Da alcuni anni a questa parte, la Spagna si sta dimostrando un territorio decisamente fertile per la nascita di molti gruppi che suonano heavy metal e hard rock. E così ecco arrivare sotto l’ala protettrice della Frontiers, i Circus che sfornano un dischetto piuttosto interessante e di “freschi” contenuti. Il trio spagnolo si muove attraverso sonorità di chiara matrice hard rock e lo fa attraverso dodici canzoni decisamente interessanti e trascinanti che ahimé hanno soltanto una pecca, quella di essere cantate in spagnolo, ma questa è solo una mia considerazione personale dato che non amo questa lingua. Sorvolando questo piccolo particolare, che non toglie assolutamente nulla al disco, i Circus si dimostrano musicisti preparati e ci regalano un debut ricco di melodia.
Buona la prova tecnica da parte di Pablo Giaretta (voce, chitarra e piano) che nonostante non raggiunga mai note altissime si dimostra un cantante piuttosto interessante e carico di pathos e allo stesso tempo un chitarrista e pianista davvero ispirato e preparato. Le canzoni che i tre spagnoli propongono tuttavia dopo alcuni ascolti, si dimostrano essere quasi tutte ripetitive e uguali. Certo, all’interno di questo disco ci sono episodi davvero molto interessanti come l’opener “Otra Voz” e il singolo “Claudia” che si dimostrano canzoni trascinanti e molto belle nonostante la loro struttura sia molto semplice; nota di merito va a “Tu esclave” forse il pezzo più bello e trascinante dell’intero album che si snoda attraverso ritmiche veloci e riff particolarmente rocciosi ed aggressivi.

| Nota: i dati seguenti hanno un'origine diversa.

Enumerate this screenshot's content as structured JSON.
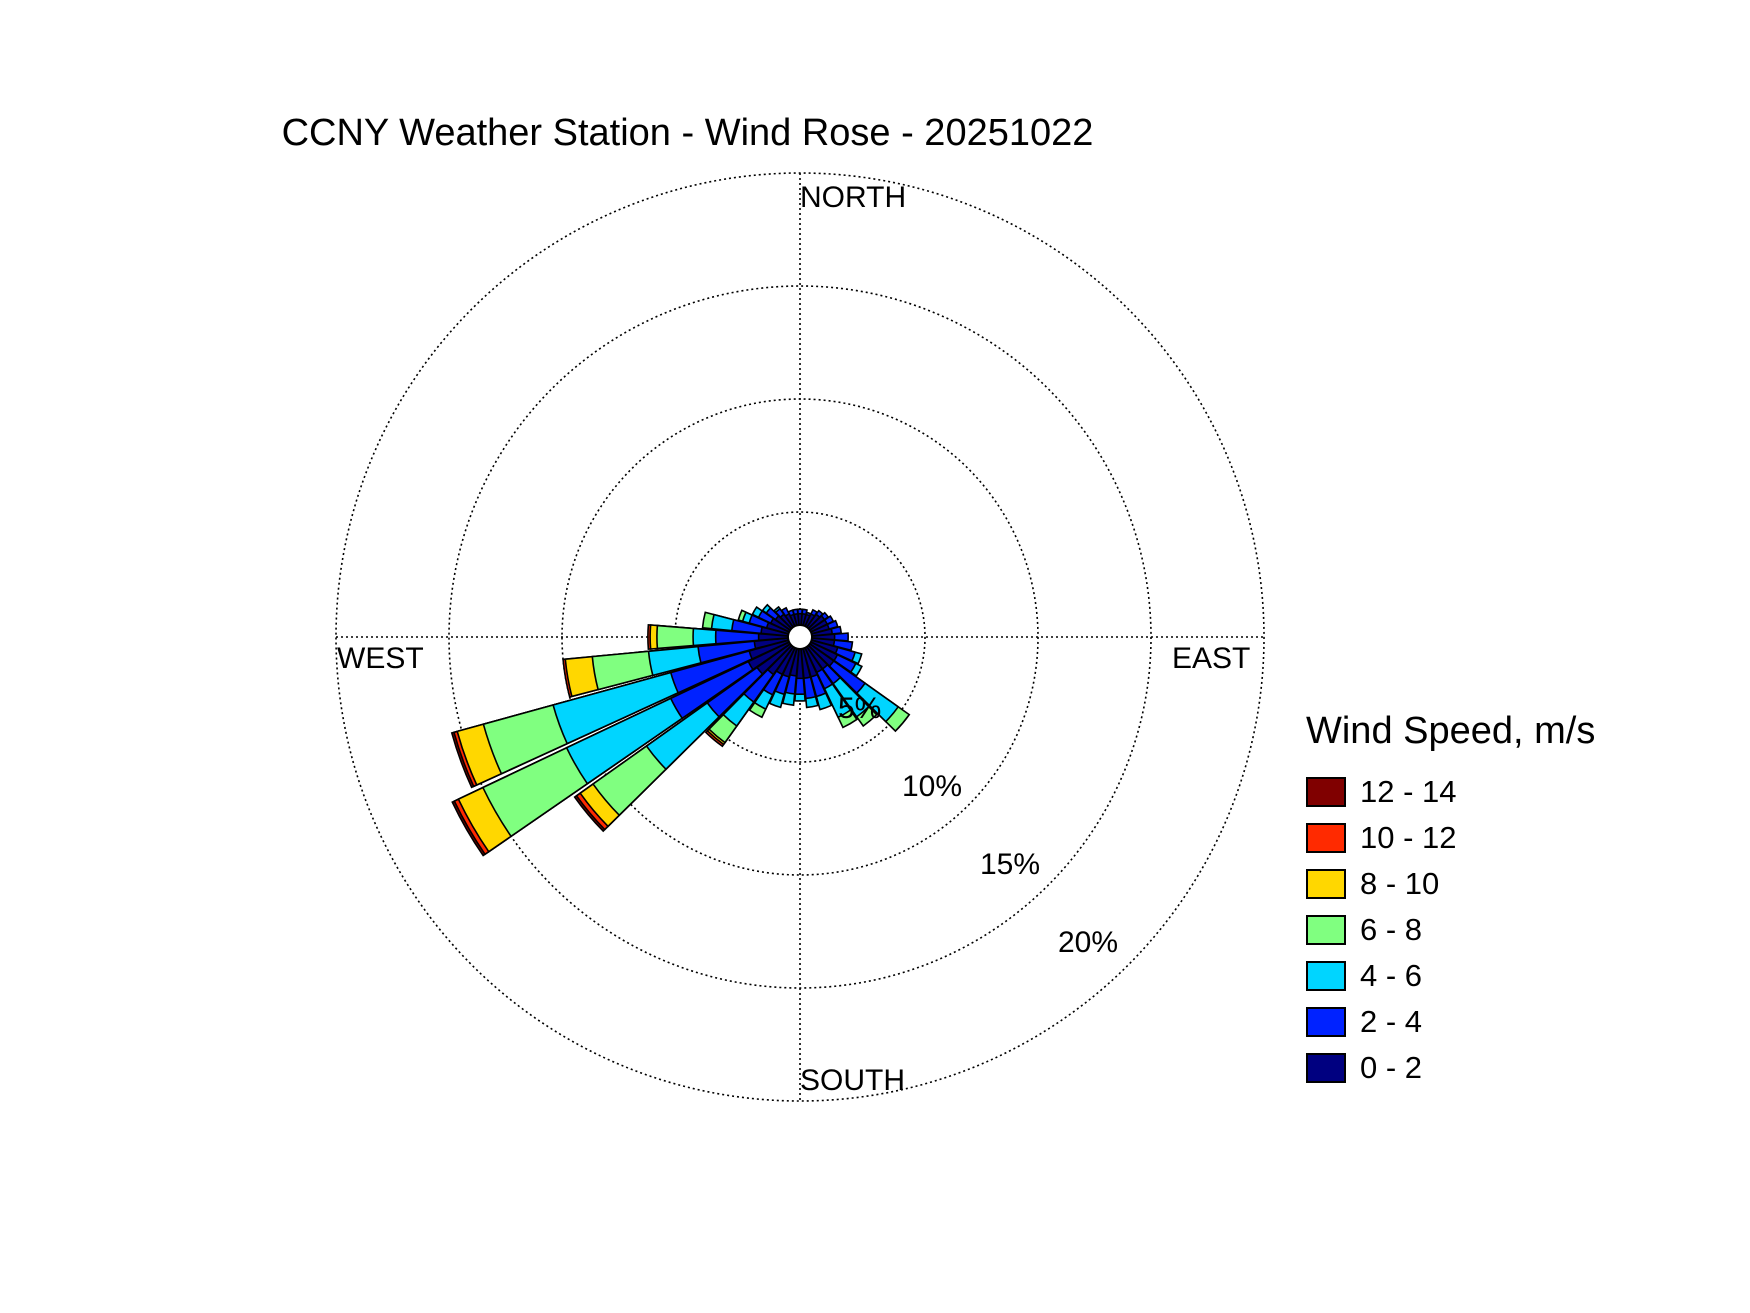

È poi l’ora dei lenti, e i Circus ci propongono “Mientras me armo de valor” e “No soy yo” la prima scorre via senza lasciare il segno, mentre la seconda si dimostra una delicata ballad dall’andamento malinconico e romantico. “Circus”, “Sonnambulo”, “Heroes” sono tracks estremamente veloci che si muovono sempre sugli stessi canoni delle precedenti canzoni.

Insomma, un discreto debutto, i Circus ci propongono quello che meglio sanno suonare, ma come già detto prima questo dischetto dopo l’entusiasmo iniziale passa via senza troppi problemi e non lascia il segno, complice anche una certa ripetitività nella struttura dei pezzi. Essendo un debut, aspettiamo con fiducia il prossimo album e vediamo se i Circus saranno in grado di migliorare o no il proprio modo di scrivere canzoni.